Benjamin Paloff (Chair/Professor, Slavic Languages and Literatures, U-M; Professor, Comparative Literature, U-M) was recently featured in the first episode of a new mini-series focusing on Polish and Ukrainian drama and playwrights. As part of the broader “Encounters with Polish and Ukrainian Literature” series, it is sponsored by Polish Cultural Institute New York and hosted by David A. Goldfarb. 

Paloff’s conversation with Goldfarb explores three plays structured around the marriage plot, written by Aleksander Fredro (1793-1876), Stanisław Wyspiański (1869-1907), and Stanisław Przybyszewski (1868-1927).

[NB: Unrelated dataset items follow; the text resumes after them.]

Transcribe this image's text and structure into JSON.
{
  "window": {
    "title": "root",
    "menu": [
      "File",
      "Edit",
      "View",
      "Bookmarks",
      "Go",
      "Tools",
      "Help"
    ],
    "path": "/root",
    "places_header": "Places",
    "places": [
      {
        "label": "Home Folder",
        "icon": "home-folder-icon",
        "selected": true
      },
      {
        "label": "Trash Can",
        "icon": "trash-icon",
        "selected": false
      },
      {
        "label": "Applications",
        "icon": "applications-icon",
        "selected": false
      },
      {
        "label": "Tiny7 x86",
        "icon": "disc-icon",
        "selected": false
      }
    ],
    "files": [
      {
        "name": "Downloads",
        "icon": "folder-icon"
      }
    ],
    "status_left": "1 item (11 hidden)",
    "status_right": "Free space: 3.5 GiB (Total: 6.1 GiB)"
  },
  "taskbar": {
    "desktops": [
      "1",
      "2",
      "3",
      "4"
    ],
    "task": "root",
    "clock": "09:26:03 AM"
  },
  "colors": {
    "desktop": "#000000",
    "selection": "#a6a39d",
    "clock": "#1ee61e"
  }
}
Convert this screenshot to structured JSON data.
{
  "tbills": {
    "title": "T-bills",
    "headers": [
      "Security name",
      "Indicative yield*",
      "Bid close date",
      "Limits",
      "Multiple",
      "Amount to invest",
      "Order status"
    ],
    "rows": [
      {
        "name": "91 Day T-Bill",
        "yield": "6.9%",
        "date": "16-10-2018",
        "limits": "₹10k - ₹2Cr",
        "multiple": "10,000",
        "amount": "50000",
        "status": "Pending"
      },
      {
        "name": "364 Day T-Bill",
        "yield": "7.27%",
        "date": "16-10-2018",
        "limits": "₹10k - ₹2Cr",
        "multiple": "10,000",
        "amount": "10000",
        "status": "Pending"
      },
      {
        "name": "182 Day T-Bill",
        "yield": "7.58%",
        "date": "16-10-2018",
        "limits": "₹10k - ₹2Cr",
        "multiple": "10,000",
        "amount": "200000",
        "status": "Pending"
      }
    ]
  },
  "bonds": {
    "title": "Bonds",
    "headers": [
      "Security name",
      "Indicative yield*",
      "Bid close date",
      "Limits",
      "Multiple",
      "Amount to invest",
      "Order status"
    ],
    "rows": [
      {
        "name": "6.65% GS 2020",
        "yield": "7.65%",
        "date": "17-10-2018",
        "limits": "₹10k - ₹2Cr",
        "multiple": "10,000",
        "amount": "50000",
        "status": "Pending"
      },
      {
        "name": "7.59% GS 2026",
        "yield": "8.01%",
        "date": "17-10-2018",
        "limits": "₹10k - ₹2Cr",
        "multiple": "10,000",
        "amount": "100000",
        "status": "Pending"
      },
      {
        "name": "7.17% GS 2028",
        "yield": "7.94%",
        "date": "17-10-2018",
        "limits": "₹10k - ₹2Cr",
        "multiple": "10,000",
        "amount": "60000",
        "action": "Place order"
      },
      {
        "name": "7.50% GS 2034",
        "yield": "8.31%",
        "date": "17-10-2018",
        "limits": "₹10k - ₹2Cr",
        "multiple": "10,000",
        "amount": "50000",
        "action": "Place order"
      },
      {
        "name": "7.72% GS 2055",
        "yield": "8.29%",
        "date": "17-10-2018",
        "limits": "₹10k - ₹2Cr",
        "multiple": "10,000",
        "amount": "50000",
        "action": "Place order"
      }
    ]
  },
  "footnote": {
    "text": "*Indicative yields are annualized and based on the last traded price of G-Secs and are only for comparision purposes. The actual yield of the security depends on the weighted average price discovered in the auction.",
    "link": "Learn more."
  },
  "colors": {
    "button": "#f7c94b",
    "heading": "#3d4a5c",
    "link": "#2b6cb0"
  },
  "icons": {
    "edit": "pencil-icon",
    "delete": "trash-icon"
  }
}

They discuss Fredro’s Maidens’ Vows: Or the Magnetism of the Heart, Wyspiański’s The Wedding, and Przybyszewski’s Snow.

Paloff’s most recent books are Worlds Apart: Genre and the Ethics of Representing Camps, Ghettos, and Besieged Cities (Columbia University Press, 2025) and Bakhtin’s Adventure: An Essay on Life without Meaning (Northwestern University Press, 2025); vs Computer, his third collection of poems, is forthcoming in 2026. He has translated about a dozen books and many shorter literary and theoretical texts from Polish, Czech, Russian, and Yiddish, notably works by Dorota Masłowska, Marek Bieńczyk, Richard Weiner, and Yuri Lotman, and he has received grants and fellowships from the Michigan Society of Fellows, Stanford Humanities Center, and National Endowment for the Arts, among others. 

Polish Cultural Institute New York, established in 2000, is a diplomatic mission to the United States serving under the Ministry of Foreign Affairs of the Republic of Poland. The mission of the Polish Cultural Institute New York is to share Polish heritage, history and art with American audiences, and to promote Poland’s contributions to the success of world culture.